The justification for this managerial growth will disappear: We will no longer have green people who must be promoted fast into positions for which they are inadequately prepared and who then don’t stay long enough in the jobs to become proficient before being promoted out of them again. With the age structure of the managerial population changing rapidly—the median will be above forty in 1990; in the early 1980s it was in the very low thirties—the “ninety-day wonder” in management is about to be replaced by people with years of experience. Indeed we may well see a return to the old rule that people aren’t ready for a promotion unless they already know enough about their new job to perform it without supervision after a very short time. And the “span of control” can then be substantially widened as subordinates will be expected to take responsibility for upward communications and for self-control. Then, as attrition creates a vacancy on one level, one abolishes the level.

A second way to reduce middle-management bulk is to substitute job-enlargement for promotion. In the last thirty years, and especially in the last ten or fifteen, we were almost forced to emphasize promotion. As recently as 1960 senior managers tended to be quite old in most organizations. And because of the low birthrates between 1925 and 1950 and the even lower hiring and promotion rates during most of that period, there wasn’t nearly enough middle management around to replace them, let alone to provide managerial staff for rapid expansion. Hence from 1960 on young people had to be promoted as soon as they showed “promise.”

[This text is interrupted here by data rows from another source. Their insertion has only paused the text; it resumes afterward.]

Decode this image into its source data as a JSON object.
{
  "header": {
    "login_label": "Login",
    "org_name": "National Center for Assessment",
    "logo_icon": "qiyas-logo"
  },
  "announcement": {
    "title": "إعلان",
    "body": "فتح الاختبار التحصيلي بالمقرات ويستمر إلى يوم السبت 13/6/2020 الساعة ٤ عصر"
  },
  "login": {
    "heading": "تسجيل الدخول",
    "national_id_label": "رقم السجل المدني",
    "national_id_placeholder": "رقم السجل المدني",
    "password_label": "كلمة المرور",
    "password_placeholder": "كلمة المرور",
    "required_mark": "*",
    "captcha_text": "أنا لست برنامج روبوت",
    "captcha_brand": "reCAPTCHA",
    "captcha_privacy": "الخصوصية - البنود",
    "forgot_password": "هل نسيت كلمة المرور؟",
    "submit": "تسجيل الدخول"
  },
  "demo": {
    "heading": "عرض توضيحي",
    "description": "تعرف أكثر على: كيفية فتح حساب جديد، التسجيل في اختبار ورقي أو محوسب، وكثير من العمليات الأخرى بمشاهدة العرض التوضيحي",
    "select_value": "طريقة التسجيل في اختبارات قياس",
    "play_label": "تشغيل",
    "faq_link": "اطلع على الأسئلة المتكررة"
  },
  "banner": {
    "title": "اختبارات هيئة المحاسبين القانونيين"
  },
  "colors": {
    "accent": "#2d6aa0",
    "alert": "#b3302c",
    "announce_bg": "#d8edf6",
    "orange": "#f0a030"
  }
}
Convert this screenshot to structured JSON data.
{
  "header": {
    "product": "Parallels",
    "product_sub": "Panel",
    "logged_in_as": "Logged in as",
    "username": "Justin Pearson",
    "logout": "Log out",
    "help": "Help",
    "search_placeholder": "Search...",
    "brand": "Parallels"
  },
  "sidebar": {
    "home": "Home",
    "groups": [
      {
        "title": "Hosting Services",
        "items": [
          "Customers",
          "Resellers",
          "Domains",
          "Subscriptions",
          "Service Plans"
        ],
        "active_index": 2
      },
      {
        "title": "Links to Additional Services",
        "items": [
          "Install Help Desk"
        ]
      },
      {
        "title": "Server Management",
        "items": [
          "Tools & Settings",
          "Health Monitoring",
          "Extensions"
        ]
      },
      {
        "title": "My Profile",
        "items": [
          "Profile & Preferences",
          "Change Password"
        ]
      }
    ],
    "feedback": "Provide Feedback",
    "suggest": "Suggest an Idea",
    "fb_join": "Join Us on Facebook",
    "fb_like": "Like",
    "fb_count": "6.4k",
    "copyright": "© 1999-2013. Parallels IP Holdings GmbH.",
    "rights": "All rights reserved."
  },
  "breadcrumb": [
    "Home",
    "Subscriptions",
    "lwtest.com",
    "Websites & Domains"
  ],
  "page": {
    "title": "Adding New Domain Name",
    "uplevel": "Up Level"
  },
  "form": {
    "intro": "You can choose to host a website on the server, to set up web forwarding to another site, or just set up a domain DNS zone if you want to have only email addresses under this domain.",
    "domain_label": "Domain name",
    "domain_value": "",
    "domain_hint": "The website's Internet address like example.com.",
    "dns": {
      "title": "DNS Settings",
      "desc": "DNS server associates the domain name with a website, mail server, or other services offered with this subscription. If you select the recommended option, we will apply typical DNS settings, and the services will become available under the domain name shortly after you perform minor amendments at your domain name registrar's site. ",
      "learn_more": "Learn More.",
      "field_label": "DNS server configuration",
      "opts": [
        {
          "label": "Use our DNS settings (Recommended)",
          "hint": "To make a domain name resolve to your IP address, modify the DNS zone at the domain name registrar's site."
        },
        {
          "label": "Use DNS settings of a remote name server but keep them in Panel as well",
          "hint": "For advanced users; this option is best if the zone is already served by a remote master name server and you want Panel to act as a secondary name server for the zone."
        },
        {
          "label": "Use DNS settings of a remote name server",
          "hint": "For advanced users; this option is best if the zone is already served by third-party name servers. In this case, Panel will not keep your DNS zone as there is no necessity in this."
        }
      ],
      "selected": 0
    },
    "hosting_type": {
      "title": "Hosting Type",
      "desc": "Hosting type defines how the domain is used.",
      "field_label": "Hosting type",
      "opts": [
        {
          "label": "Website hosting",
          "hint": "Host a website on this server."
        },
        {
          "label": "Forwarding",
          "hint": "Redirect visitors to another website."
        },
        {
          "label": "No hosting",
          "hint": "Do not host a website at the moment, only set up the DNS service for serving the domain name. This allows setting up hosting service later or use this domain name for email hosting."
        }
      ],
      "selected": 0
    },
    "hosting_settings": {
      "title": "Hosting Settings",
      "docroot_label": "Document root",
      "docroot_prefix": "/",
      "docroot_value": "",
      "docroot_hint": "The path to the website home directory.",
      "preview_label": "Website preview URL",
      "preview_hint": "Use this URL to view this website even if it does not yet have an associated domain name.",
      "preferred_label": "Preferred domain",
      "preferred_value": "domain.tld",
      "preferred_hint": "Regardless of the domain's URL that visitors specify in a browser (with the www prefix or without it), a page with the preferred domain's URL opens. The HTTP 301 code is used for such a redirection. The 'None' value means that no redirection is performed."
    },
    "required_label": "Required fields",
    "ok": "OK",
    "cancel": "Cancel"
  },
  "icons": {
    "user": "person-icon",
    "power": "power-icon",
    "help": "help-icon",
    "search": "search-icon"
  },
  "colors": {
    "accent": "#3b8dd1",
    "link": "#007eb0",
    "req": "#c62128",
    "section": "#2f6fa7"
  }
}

But for the near term the pipelines are full. How much promotional opportunity is there, for instance, for the eager and brilliant vice-president of thirty-one at a large commercial bank when the senior VP to whom he or she reports is thirty-eight, the executive VP forty-six, and the president fifty? Or for his or her counterpart in academia, the assistant dean of twenty-nine whose dean is thirty-four, the provost forty-five, and the president forty-six? The one and only way to provide satisfaction and achievement for these young managers and executives—and for the even younger people working under them—is to make jobs bigger, more challenging, more demanding, and more autonomous, while increasingly using lateral transfers to different assignments, rather than promotions, as a reward for outstanding performance.

Twenty years ago we built into the performance review of managerial people the question, “Are they ready for promotion?” Now we need to replace the question with “Are they ready for a bigger, more demanding challenge and for the addition of new responsibilities to their existing job?”